From the September 25 report:
“With the market closing in approximately 30 minutes, volume is considerably below September 25, despite the larger advance on the 26th. We have advocated writing out of the money calls, but if cotton closes above 85.79, and 86.41, we would close out the short call position.”
Live cattle:
December live cattle gained 30 points on volume of 40,358 contracts. Total open interest declined by 236 contracts, which relative to volume is approximately 70% below average. The October contract lost 1,578 of open interest. As this report is being compiled, December cattle is trading 62 1/2 points higher and has made a new high for the move at 1.32250. On September 23, OIA announced that cattle had generated a short-term buy signal and had been on an intermediate term buy signal. It will be important to see whether managed money has increased their long position when the new COT report is released this afternoon. We will report this in the upcoming September 29 Weekend Wrap. Since generating the short-term buy signal, the market has not had a setback, which makes it difficult to initiate new long positions.
WTI Crude oil:
November crude oil advanced 37 cents on very light volume of 381,036 contracts. Total open interest declined by 3,083 contracts, which relative to volume is approximately 60% below average. As this report is being compiled on September 27, November crude oil is trading 25 cents lower. On September 23, November crude generated a short-term sell signal, but remains on an intermediate term buy signal.
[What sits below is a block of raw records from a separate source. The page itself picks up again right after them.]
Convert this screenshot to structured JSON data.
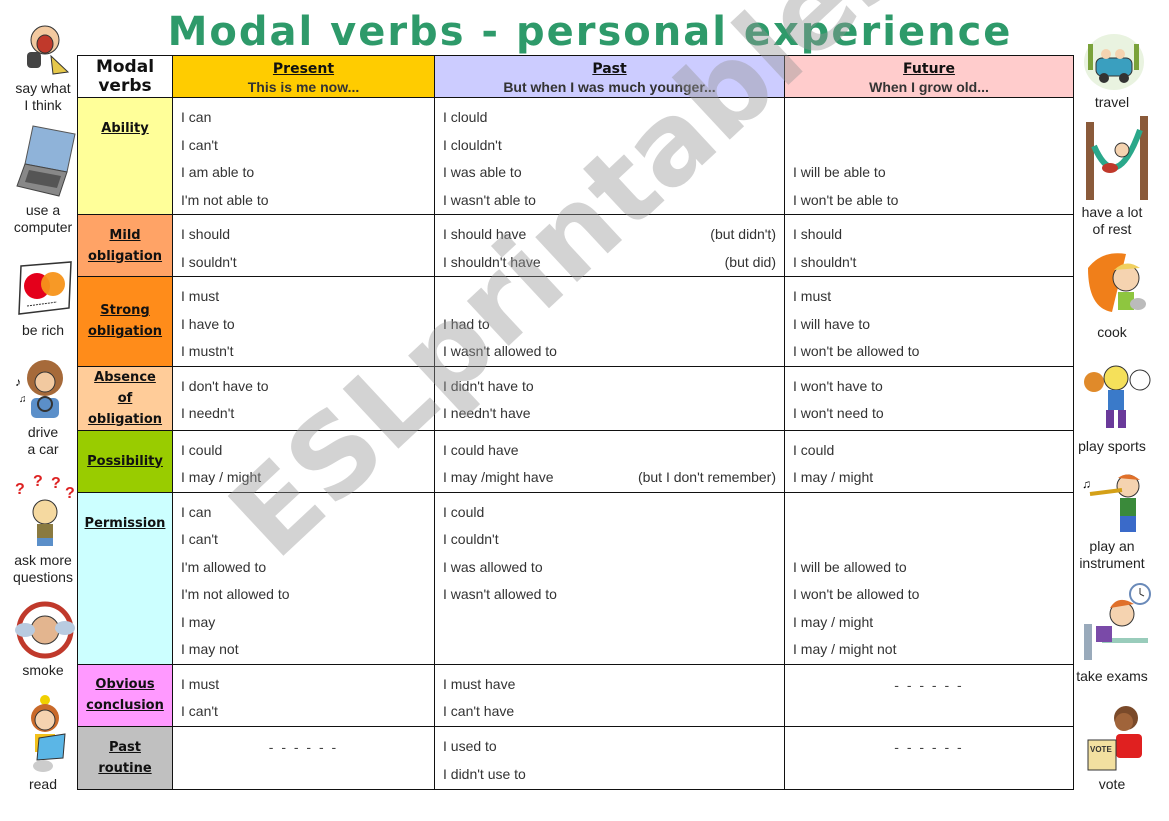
{
  "title": "Modal verbs - personal experience",
  "watermark": "ESLprintables.com",
  "header": {
    "corner_label": "Modal verbs",
    "columns": [
      {
        "title": "Present",
        "subtitle": "This is me now...",
        "color": "#ffcc00"
      },
      {
        "title": "Past",
        "subtitle": "But when I was much younger...",
        "color": "#ccccff"
      },
      {
        "title": "Future",
        "subtitle": "When I grow old...",
        "color": "#ffcccc"
      }
    ]
  },
  "rows": [
    {
      "category": [
        "Ability"
      ],
      "color": "#ffff99",
      "present": [
        [
          "I can",
          ""
        ],
        [
          "I can't",
          ""
        ],
        [
          "I am able to",
          ""
        ],
        [
          "I'm not able to",
          ""
        ]
      ],
      "past": [
        [
          "I clould",
          ""
        ],
        [
          "I clouldn't",
          ""
        ],
        [
          "I was able to",
          ""
        ],
        [
          "I wasn't able to",
          ""
        ]
      ],
      "future": [
        [
          "",
          ""
        ],
        [
          "",
          ""
        ],
        [
          "I will be able to",
          ""
        ],
        [
          "I won't be able to",
          ""
        ]
      ]
    },
    {
      "category": [
        "Mild",
        "obligation"
      ],
      "color": "#ffa366",
      "present": [
        [
          "I should",
          ""
        ],
        [
          "I souldn't",
          ""
        ]
      ],
      "past": [
        [
          "I should have",
          "(but didn't)"
        ],
        [
          "I shouldn't have",
          "(but did)"
        ]
      ],
      "future": [
        [
          "I should",
          ""
        ],
        [
          "I shouldn't",
          ""
        ]
      ]
    },
    {
      "category": [
        "Strong",
        "obligation"
      ],
      "color": "#ff8c1a",
      "present": [
        [
          "I must",
          ""
        ],
        [
          "I have to",
          ""
        ],
        [
          "I mustn't",
          ""
        ]
      ],
      "past": [
        [
          "",
          ""
        ],
        [
          "I had to",
          ""
        ],
        [
          "I wasn't allowed to",
          ""
        ]
      ],
      "future": [
        [
          "I must",
          ""
        ],
        [
          "I will have to",
          ""
        ],
        [
          "I won't be allowed to",
          ""
        ]
      ]
    },
    {
      "category": [
        "Absence",
        "of",
        "obligation"
      ],
      "color": "#ffcc99",
      "present": [
        [
          "I don't have to",
          ""
        ],
        [
          "I needn't",
          ""
        ]
      ],
      "past": [
        [
          "I didn't have to",
          ""
        ],
        [
          "I needn't have",
          ""
        ]
      ],
      "future": [
        [
          "I won't have to",
          ""
        ],
        [
          "I won't need to",
          ""
        ]
      ]
    },
    {
      "category": [
        "Possibility"
      ],
      "color": "#99cc00",
      "present": [
        [
          "I could",
          ""
        ],
        [
          "I may / might",
          ""
        ]
      ],
      "past": [
        [
          "I could have",
          ""
        ],
        [
          "I may /might have",
          "(but I don't remember)"
        ]
      ],
      "future": [
        [
          "I could",
          ""
        ],
        [
          "I may / might",
          ""
        ]
      ]
    },
    {
      "category": [
        "Permission"
      ],
      "color": "#ccffff",
      "present": [
        [
          "I can",
          ""
        ],
        [
          "I can't",
          ""
        ],
        [
          "I'm allowed to",
          ""
        ],
        [
          "I'm not allowed to",
          ""
        ],
        [
          "I may",
          ""
        ],
        [
          "I may not",
          ""
        ]
      ],
      "past": [
        [
          "I could",
          ""
        ],
        [
          "I couldn't",
          ""
        ],
        [
          "I was allowed to",
          ""
        ],
        [
          "I wasn't allowed to",
          ""
        ],
        [
          "",
          ""
        ],
        [
          "",
          ""
        ]
      ],
      "future": [
        [
          "",
          ""
        ],
        [
          "",
          ""
        ],
        [
          "I will be allowed to",
          ""
        ],
        [
          "I won't be allowed to",
          ""
        ],
        [
          "I may / might",
          ""
        ],
        [
          "I may / might not",
          ""
        ]
      ]
    },
    {
      "category": [
        "Obvious",
        "conclusion"
      ],
      "color": "#ff99ff",
      "present": [
        [
          "I must",
          ""
        ],
        [
          "I can't",
          ""
        ]
      ],
      "past": [
        [
          "I must have",
          ""
        ],
        [
          "I can't have",
          ""
        ]
      ],
      "future_dash": "- - - - - -"
    },
    {
      "category": [
        "Past",
        "routine"
      ],
      "color": "#c0c0c0",
      "present_dash": "- - - - - -",
      "past": [
        [
          "I used to",
          ""
        ],
        [
          "I didn't use to",
          ""
        ]
      ],
      "future_dash": "- - - - - -"
    }
  ],
  "left_pictures": [
    {
      "label": "say what\nI think",
      "icon": "shouting-man-icon"
    },
    {
      "label": "use a\ncomputer",
      "icon": "laptop-icon"
    },
    {
      "label": "be rich",
      "icon": "credit-card-icon"
    },
    {
      "label": "drive\na car",
      "icon": "driving-woman-icon"
    },
    {
      "label": "ask more\nquestions",
      "icon": "question-boy-icon"
    },
    {
      "label": "smoke",
      "icon": "smoking-man-icon"
    },
    {
      "label": "read",
      "icon": "reading-girl-icon"
    }
  ],
  "right_pictures": [
    {
      "label": "travel",
      "icon": "car-travel-icon"
    },
    {
      "label": "have a lot\nof rest",
      "icon": "hammock-icon"
    },
    {
      "label": "cook",
      "icon": "cooking-boy-icon"
    },
    {
      "label": "play sports",
      "icon": "sports-kid-icon"
    },
    {
      "label": "play an\ninstrument",
      "icon": "trumpet-boy-icon"
    },
    {
      "label": "take exams",
      "icon": "exam-boy-icon"
    },
    {
      "label": "vote",
      "icon": "voting-boy-icon"
    }
  ]
}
Since generating the short-term sell signal, the market has not had much of a countertrend rally, which would allow clients to initiate bearish positions. The market is trading in a very weak fashion, and a break below the $102.00 level could be devastating for the market because there is no support until the mid-90 level. Undoubtedly, the potential talks between the United States and Iran is a bearish influence, however crude oil fundamentals are poor, and in our view, prices are headed lower regardless of the outcome of the talks. Though crude oil is on a short-term sell signal, it remains on an intermediate term buy signal.
Natural gas:
November natural gas advanced 2.1 cents on heavy volume of 421,522 contracts. Total open interest declined by 5,878 contracts, which relative to volume is approximately 40% less than average. The of October contract lost 5,649 of open interest. The market action on September 26 was volatile, with natural gas making a new low for the move the $3.450, then rallying to a high of 3.587 and the closing positively. Despite the impressive price action, the open interest decline is negative. Additionally, since generating a short-term sell signal on September 25, price action on September 26 and 27 confirms the short-term sell signal. Natural gas remains on an intermediate term sell signal as well.
Euro:
The December euro lost 35 points on volume of 140,893 contracts. Total open interest declined by a hefty 7,992 contracts, which relative to volume is approximately 120% above average, meaning that liquidation was extremely heavy. As this report is being compiled on September 27, the euro is trading 33 points higher and has made a daily high of 1.3567, which is shy of 1.3573 made on September 19. The euro remains on a short and intermediate term buy signal.
Australian dollar:
The December Australian dollar lost 3 points on volume of 63,113 contracts. Total open interest declined by 2,767 contracts, which relative to volume is approximately 70% above average. The Australian dollar remains on a short and intermediate term buy signal.
S&P 500 E mini:
The S&P 500 E mini advanced 6.75 points on volume of 1,470,154 contracts. Total open interest increased by 6,234 contracts, which relative to volume is approximately 85% below average. We recommend clients have long put protection, especially for those who hold long equity positions.